Achieving heterogeneous microstructure and enhanced strength-ductility synergy in Ti-6Al-4V titanium alloy via corrugated-flat rolling process

Abstract

It is an important way to realize the strengthening and toughening of titanium alloy materials by preparing multi-scale microstructure. In this study, the heterostructures of lamellar coarse grains and equiaxed ultrafine grains were constructed in three plates with different microstructures by the corrugated-flat rolling process. Among them, with the help of the cyclic fluctuation load applied to the plates by the first pass of the corrugated roller, the effect of local grain refinement was realized, and the overall grain size was further refined by subsequent multi-pass flat rolling. The large-sized grains retained after corrugated rolling were stretched along the rolling direction to form short lamellar coarse grains. At the same time, the equiaxed ultrafine grains refined by the recrystallization mechanism exhibited random texture orientation, which weakened the overall texture strength of the plate. By constructing the heterostructure, the ultimate tensile strength of the plates were increased to 1205 MPa, 1215 MPa, and 1223 MPa, the fracture elongation were increased to 17 %, 15 %, and 14.8 %, respectively.
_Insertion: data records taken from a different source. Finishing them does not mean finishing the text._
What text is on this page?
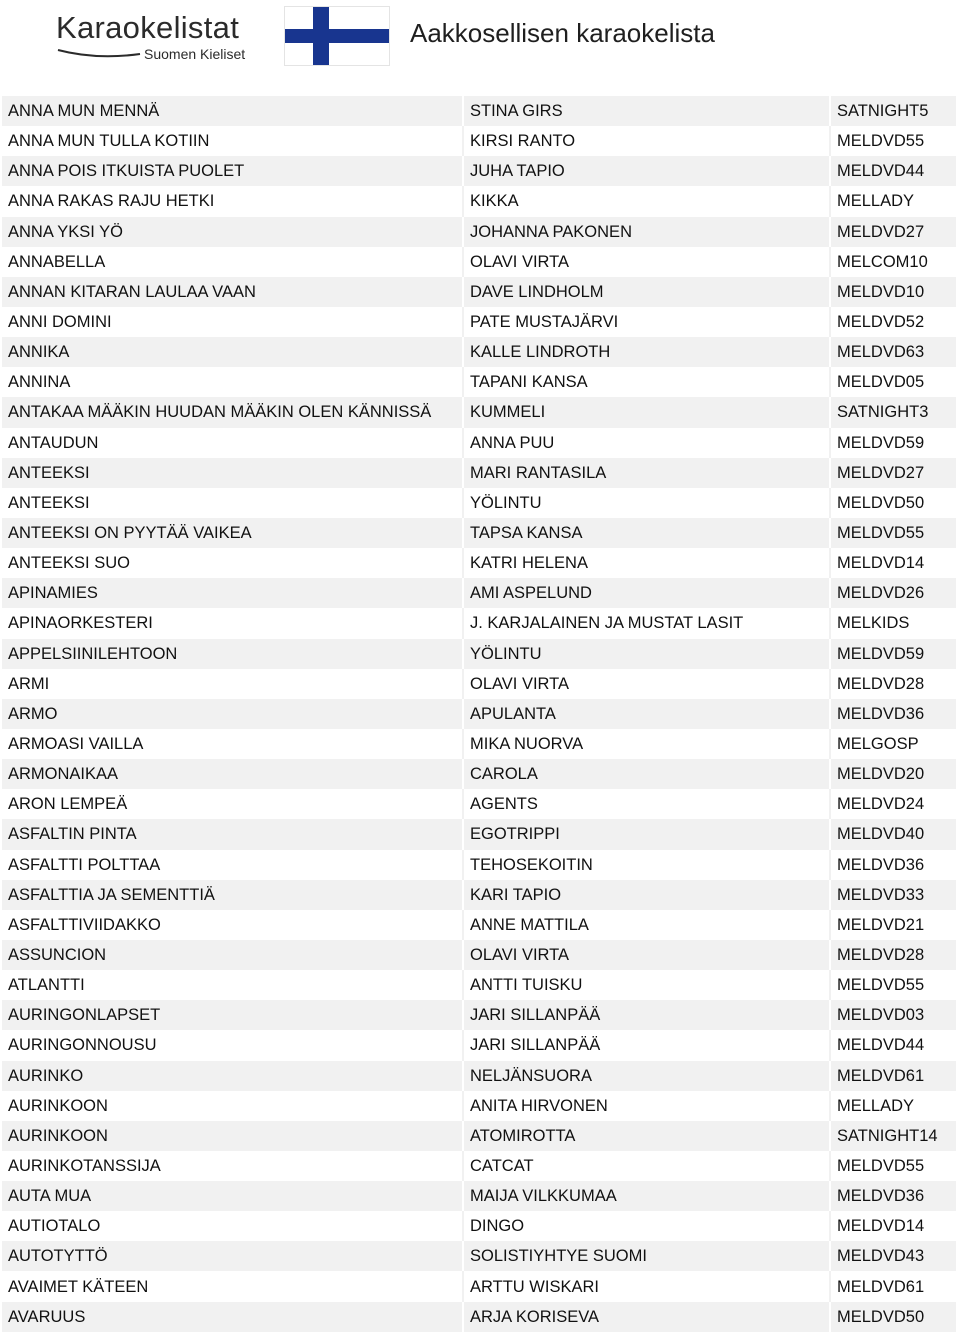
Karaokelistat
Suomen Kieliset
Aakkosellisen karaokelista
ANNA MUN MENNÄ	STINA GIRS	SATNIGHT5
ANNA MUN TULLA KOTIIN	KIRSI RANTO	MELDVD55
ANNA POIS ITKUISTA PUOLET	JUHA TAPIO	MELDVD44
ANNA RAKAS RAJU HETKI	KIKKA	MELLADY
ANNA YKSI YÖ	JOHANNA PAKONEN	MELDVD27
ANNABELLA	OLAVI VIRTA	MELCOM10
ANNAN KITARAN LAULAA VAAN	DAVE LINDHOLM	MELDVD10
ANNI DOMINI	PATE MUSTAJÄRVI	MELDVD52
ANNIKA	KALLE LINDROTH	MELDVD63
ANNINA	TAPANI KANSA	MELDVD05
ANTAKAA MÄÄKIN HUUDAN MÄÄKIN OLEN KÄNNISSÄ	KUMMELI	SATNIGHT3
ANTAUDUN	ANNA PUU	MELDVD59
ANTEEKSI	MARI RANTASILA	MELDVD27
ANTEEKSI	YÖLINTU	MELDVD50
ANTEEKSI ON PYYTÄÄ VAIKEA	TAPSA KANSA	MELDVD55
ANTEEKSI SUO	KATRI HELENA	MELDVD14
APINAMIES	AMI ASPELUND	MELDVD26
APINAORKESTERI	J. KARJALAINEN JA MUSTAT LASIT	MELKIDS
APPELSIINILEHTOON	YÖLINTU	MELDVD59
ARMI	OLAVI VIRTA	MELDVD28
ARMO	APULANTA	MELDVD36
ARMOASI VAILLA	MIKA NUORVA	MELGOSP
ARMONAIKAA	CAROLA	MELDVD20
ARON LEMPEÄ	AGENTS	MELDVD24
ASFALTIN PINTA	EGOTRIPPI	MELDVD40
ASFALTTI POLTTAA	TEHOSEKOITIN	MELDVD36
ASFALTTIA JA SEMENTTIÄ	KARI TAPIO	MELDVD33
ASFALTTIVIIDAKKO	ANNE MATTILA	MELDVD21
ASSUNCION	OLAVI VIRTA	MELDVD28
ATLANTTI	ANTTI TUISKU	MELDVD55
AURINGONLAPSET	JARI SILLANPÄÄ	MELDVD03
AURINGONNOUSU	JARI SILLANPÄÄ	MELDVD44
AURINKO	NELJÄNSUORA	MELDVD61
AURINKOON	ANITA HIRVONEN	MELLADY
AURINKOON	ATOMIROTTA	SATNIGHT14
AURINKOTANSSIJA	CATCAT	MELDVD55
AUTA MUA	MAIJA VILKKUMAA	MELDVD36
AUTIOTALO	DINGO	MELDVD14
AUTOTYTTÖ	SOLISTIYHTYE SUOMI	MELDVD43
AVAIMET KÄTEEN	ARTTU WISKARI	MELDVD61
AVARUUS	ARJA KORISEVA	MELDVD50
Among them, the ultimate tensile strength of the plate with the best performance was 1215 MPa, and the elongation at break reached 15 %. The excellent strength-toughness matching of the plate was due to its unique micro-heterostructure, which allowed many geometrically necessary dislocations to be stored at the heterogeneous boundary, resulting in additional heterogeneous deformation-induced strengthening and hardening. The high strength of the plate could also be attributed to the synergistic strengthening of various strengthening mechanisms such as fine grain strengthening and dislocation strengthening.